The Senate Intelligence Committee hearing where McCabe testified was briefly interrupted by another bizarre moment. During the course of the hearing, Chairman Richard Burr and Ranking Member Mark Warner briefly stepped out to meet with Rosenstein, who had come to speak with them. The reason and content of that discussion were not immediately clear, and a Justice Department spokeswoman said it was “nothing unusual.”

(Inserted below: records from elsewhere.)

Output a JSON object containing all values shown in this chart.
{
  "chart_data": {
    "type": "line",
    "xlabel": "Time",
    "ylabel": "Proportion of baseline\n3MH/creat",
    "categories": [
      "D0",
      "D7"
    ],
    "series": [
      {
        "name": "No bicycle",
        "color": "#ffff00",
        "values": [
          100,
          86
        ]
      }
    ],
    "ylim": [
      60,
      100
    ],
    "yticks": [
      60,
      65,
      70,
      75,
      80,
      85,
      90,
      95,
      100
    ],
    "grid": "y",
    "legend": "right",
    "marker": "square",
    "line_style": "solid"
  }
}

Rosenstein, like McCabe, is a career lawman suddenly thrust directly into the political glare. His own role in the Comey firing is unclear. Initially, the White House portrayed his memo recommending dismissal as coming of his own volition. On Wednesday, Sanders said that Rosenstein had been at the White House on Monday for meetings and has asked to speak with Trump about Comey. Rosenstein expressed his concerns, Sanders said, and Trump asked him to put them in writing. During his interview with Holt, Trump dodged a question about whether and when he asked Rosenstein for the memo.
The Washington Post, however, reported that Rosenstein had been ordered to produce the memo, and that he had threatened to resign—barely two weeks into the job—after being portrayed as the motivating force for Comey’s firing.
The president has now put any of those questions to rest by claiming the decision to fire Comey as his alone. Then again, since that’s at least the third story the White House has offered in as many days, any explanation is subject to revision.